TIP    You can save and reuse the launch configuration. (For example, you can use the launch configuration of the production environment for building a test environment.)


Auto Scaling Groups


An Auto Scaling group is the place where you define the logic for scaling up and scaling down. It has all the rules and policies that govern how the EC2 instances will be terminated or started. Auto Scaling groups are the collection of all the EC2 servers running together as a group and dynamically going up or down as per your definitions. When you create an Auto Scaling group, first you need to provide the launch configuration that has the details of the instance type, and then you need to choose the scaling plan or scaling policy. You can scale in the following ways:


•   Maintaining the instance level This is also known as the default scaling plan. In this scaling policy, you define the number of instances you will always operate with. You define the minimum or the specified number of servers that will be running all the time. Auto Scaling groups make sure you are always running with that many instances. For example, if you define that you are always going to run six instances, whenever the instance goes down because of hardware failure or any issues, the Auto Scaling group is going to spin off new servers, making sure you are always operating with a fleet of six servers.

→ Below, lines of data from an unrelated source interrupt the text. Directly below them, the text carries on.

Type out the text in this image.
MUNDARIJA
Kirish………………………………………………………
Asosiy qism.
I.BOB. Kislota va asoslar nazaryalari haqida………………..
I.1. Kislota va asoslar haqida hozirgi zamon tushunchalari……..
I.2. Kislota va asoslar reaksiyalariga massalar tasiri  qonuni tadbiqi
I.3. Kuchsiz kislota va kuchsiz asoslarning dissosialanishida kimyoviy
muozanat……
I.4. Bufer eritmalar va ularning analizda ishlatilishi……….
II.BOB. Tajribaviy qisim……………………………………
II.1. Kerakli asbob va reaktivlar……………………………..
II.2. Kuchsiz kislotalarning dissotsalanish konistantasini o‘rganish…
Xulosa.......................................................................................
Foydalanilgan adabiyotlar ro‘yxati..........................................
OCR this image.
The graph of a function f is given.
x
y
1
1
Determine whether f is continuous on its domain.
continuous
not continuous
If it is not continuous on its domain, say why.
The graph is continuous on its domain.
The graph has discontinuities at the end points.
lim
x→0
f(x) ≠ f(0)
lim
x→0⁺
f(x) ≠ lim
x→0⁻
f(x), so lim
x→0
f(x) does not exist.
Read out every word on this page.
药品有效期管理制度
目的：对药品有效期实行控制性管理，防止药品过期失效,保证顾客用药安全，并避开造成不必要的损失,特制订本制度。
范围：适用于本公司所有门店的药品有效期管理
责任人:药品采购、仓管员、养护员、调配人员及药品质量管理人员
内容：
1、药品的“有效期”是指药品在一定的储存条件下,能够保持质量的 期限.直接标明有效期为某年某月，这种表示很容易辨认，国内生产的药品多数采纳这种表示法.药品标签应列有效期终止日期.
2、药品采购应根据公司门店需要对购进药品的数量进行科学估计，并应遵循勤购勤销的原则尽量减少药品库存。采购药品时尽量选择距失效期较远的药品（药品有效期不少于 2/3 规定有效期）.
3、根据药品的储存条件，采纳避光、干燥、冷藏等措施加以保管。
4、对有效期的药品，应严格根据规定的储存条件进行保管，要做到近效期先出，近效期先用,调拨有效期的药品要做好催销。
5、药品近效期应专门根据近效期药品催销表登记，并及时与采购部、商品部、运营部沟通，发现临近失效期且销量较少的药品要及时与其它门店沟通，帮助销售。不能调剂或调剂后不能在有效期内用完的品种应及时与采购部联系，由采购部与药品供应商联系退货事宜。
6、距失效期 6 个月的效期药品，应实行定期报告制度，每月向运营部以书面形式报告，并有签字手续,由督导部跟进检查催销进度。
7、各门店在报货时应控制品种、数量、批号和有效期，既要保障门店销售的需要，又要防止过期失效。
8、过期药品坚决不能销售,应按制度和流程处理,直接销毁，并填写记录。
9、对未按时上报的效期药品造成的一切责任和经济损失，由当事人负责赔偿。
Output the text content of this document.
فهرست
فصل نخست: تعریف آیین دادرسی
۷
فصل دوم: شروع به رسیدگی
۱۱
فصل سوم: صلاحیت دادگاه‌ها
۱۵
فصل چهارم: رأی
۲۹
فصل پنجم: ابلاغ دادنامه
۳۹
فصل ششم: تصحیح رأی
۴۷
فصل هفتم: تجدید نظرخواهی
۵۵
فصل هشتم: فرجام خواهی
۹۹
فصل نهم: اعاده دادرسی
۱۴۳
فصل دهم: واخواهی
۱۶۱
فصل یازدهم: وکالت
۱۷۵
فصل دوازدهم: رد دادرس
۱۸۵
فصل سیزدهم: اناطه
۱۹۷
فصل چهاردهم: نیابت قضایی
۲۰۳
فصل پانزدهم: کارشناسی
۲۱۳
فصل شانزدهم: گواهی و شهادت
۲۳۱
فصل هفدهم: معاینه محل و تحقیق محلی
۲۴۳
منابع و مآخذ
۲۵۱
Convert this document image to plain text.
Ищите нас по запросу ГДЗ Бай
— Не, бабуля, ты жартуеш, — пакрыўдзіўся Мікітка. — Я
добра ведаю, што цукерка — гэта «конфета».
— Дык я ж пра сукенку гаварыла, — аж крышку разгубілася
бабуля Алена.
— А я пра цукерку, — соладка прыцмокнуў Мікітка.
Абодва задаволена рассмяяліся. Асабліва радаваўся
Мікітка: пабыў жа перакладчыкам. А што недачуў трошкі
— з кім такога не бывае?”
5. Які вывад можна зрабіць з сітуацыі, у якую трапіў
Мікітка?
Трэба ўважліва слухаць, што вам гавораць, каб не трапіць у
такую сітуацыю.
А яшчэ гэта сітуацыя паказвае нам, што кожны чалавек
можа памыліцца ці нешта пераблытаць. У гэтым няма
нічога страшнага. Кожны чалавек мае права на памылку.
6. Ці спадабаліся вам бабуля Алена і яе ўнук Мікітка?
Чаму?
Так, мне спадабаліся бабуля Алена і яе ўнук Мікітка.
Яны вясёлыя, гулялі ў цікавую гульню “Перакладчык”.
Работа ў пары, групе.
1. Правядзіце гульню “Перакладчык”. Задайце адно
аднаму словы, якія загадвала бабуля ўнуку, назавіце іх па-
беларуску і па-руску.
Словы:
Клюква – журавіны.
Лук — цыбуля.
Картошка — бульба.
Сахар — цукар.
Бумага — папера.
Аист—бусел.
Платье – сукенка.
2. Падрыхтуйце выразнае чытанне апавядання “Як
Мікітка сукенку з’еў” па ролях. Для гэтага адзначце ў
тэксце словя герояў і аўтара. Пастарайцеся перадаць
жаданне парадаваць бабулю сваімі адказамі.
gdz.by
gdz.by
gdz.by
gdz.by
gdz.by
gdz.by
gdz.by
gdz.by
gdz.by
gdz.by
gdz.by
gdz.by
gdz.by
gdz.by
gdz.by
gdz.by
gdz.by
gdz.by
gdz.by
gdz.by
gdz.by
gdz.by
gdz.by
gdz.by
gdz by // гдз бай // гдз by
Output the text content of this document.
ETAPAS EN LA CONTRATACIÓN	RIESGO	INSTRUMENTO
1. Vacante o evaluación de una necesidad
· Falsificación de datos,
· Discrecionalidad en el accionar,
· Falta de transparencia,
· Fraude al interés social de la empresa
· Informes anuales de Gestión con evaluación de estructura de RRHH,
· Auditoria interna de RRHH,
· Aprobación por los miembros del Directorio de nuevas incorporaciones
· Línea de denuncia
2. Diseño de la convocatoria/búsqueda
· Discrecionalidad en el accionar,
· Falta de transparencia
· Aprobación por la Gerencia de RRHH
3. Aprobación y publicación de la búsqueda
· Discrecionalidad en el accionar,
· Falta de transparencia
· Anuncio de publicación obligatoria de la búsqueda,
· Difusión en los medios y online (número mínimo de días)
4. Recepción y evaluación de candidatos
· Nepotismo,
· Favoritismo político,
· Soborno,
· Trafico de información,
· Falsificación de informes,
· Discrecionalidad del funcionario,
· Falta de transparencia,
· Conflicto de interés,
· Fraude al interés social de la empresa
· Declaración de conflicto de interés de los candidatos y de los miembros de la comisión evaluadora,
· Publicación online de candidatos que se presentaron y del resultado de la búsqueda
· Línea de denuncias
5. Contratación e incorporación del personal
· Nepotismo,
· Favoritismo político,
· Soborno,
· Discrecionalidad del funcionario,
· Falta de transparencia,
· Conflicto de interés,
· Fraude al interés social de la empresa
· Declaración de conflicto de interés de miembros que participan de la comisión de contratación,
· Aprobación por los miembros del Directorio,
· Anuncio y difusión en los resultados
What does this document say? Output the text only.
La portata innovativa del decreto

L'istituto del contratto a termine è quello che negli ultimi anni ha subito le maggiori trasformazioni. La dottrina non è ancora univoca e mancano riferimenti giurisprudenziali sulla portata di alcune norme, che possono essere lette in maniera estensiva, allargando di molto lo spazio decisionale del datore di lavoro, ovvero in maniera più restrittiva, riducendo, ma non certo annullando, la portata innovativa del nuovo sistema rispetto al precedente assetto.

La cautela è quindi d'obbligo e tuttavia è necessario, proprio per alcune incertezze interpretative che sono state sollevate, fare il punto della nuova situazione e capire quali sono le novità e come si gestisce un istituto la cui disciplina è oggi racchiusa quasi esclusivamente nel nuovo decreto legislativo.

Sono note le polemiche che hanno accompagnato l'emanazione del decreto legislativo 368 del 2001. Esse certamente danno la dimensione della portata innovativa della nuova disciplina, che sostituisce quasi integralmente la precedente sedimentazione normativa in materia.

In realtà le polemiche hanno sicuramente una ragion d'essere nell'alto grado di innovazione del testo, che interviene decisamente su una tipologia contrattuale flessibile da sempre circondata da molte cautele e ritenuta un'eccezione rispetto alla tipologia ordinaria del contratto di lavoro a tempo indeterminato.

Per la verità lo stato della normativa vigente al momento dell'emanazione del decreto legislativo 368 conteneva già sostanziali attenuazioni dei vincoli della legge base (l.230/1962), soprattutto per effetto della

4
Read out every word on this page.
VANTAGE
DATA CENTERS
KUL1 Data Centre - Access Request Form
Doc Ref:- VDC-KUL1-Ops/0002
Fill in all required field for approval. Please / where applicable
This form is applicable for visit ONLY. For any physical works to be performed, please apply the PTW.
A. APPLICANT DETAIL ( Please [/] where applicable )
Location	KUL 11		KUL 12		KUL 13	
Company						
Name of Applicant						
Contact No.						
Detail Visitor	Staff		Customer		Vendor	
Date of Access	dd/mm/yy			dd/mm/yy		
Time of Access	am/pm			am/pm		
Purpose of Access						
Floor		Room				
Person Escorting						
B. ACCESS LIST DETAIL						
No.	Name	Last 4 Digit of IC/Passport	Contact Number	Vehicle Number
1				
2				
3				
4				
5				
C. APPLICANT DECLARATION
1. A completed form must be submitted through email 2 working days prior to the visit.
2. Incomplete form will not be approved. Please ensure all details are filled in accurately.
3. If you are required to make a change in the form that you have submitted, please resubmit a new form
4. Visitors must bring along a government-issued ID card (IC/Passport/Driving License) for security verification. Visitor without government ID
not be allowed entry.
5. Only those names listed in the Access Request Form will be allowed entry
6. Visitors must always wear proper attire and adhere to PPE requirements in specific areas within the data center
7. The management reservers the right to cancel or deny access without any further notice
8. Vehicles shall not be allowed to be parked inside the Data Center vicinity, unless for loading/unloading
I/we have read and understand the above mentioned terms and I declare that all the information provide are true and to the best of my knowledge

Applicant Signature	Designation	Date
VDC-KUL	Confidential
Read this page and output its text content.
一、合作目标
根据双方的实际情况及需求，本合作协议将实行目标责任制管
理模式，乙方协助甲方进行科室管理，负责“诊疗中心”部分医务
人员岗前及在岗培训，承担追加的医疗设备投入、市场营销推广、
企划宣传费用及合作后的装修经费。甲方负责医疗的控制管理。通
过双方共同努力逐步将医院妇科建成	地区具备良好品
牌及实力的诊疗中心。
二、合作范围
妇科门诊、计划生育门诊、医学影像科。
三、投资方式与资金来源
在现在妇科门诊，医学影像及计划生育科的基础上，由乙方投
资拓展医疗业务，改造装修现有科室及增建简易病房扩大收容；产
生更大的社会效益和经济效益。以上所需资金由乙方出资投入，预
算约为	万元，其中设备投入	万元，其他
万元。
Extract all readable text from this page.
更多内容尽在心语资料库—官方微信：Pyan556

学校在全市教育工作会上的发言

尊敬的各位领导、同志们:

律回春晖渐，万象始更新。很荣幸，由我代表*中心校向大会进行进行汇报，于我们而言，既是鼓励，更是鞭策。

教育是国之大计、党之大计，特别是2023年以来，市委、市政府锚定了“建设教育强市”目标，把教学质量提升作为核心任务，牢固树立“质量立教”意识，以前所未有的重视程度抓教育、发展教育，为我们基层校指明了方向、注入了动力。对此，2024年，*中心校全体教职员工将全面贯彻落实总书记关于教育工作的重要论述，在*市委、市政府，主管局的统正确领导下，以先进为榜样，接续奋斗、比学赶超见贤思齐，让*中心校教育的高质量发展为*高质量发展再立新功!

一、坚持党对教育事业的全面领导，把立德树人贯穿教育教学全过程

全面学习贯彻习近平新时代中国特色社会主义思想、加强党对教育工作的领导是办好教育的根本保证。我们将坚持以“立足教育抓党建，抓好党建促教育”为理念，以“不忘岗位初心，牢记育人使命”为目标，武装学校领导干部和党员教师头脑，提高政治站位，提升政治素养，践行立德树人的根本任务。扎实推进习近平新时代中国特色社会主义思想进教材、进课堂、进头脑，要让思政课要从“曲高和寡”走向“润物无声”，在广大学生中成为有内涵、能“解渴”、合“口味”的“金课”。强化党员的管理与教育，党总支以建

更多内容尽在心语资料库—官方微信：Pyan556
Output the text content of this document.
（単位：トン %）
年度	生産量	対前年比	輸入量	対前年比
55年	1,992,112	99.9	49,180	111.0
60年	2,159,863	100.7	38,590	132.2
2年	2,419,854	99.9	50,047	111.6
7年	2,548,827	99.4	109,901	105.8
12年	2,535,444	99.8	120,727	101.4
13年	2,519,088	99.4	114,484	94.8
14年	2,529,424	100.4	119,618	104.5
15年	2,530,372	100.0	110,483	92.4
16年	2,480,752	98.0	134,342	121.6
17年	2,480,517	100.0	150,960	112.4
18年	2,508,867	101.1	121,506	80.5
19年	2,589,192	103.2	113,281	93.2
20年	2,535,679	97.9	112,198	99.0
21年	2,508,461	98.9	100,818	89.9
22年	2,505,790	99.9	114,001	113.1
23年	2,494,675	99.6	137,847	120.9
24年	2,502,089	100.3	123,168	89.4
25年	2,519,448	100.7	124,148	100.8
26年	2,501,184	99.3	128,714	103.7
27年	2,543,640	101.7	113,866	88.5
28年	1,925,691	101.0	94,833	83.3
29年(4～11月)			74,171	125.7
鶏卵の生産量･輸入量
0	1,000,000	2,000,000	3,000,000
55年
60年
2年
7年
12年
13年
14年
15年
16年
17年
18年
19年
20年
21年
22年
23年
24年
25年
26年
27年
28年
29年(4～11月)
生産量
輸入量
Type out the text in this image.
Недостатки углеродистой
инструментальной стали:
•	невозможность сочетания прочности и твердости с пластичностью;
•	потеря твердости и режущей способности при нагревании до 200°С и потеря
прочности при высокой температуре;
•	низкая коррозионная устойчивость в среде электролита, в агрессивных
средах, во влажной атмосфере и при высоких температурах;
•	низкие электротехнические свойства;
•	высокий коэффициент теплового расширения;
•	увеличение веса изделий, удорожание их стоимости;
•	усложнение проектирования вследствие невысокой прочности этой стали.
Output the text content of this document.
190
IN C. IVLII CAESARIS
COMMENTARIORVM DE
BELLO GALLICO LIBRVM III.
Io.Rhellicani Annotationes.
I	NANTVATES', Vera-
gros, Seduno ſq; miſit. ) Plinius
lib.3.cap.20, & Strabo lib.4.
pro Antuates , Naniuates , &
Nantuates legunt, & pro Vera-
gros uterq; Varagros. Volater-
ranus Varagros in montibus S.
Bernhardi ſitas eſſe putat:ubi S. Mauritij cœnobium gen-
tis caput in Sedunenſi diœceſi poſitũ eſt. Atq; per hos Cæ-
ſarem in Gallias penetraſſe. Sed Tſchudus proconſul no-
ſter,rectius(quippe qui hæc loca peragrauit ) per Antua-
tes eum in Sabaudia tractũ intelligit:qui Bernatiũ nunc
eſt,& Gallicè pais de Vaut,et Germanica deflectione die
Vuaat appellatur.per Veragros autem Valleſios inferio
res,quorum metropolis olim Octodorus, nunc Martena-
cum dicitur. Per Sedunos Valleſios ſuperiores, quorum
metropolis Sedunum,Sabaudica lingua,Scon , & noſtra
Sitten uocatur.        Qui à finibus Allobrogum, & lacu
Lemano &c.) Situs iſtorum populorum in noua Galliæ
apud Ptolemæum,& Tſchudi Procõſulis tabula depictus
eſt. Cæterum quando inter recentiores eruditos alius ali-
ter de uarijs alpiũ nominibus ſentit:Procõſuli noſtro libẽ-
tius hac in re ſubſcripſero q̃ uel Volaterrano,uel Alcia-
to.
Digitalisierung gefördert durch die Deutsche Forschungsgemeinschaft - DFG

•   Manual scaling You can also scale up or down manually either via the console or the API or CLI. When you do the manual scaling, you manually add or terminate the instances. Manually scaling should be the last thing you would be doing since Auto Scaling provides so many ways of automating your scaling. If you still scale it manually, you are defying the Auto Scaling setup.


•   Scaling as per the demand Another usage of Auto Scaling is to scale to meet the demand. You can scale according to various CloudWatch metrics such as an increase in CPU, disk reads, disk writes, network in, network out, and so on. For example, you can have a rule that says if there is a spike of 80 percent and it lasts for more than five minutes, then Auto Scaling will spin off a new server for you. When you are defining the scaling policies, you must define two policies, one for scaling up and the other for scaling down.


•   Scaling as per schedule If your traffic is predictable and you know that you are going to have an increase in traffic during certain hours, you can have a scaling policy as per the schedule. For example, your application may have heaviest usage during the day and hardly any activity at night. You can scale the application to have more web servers during the day and scale down during the night. To create an Auto Scaling policy for scheduled scaling, you need to create a scheduled action that tells the Auto Scaling group to perform the scaling action at the specified time.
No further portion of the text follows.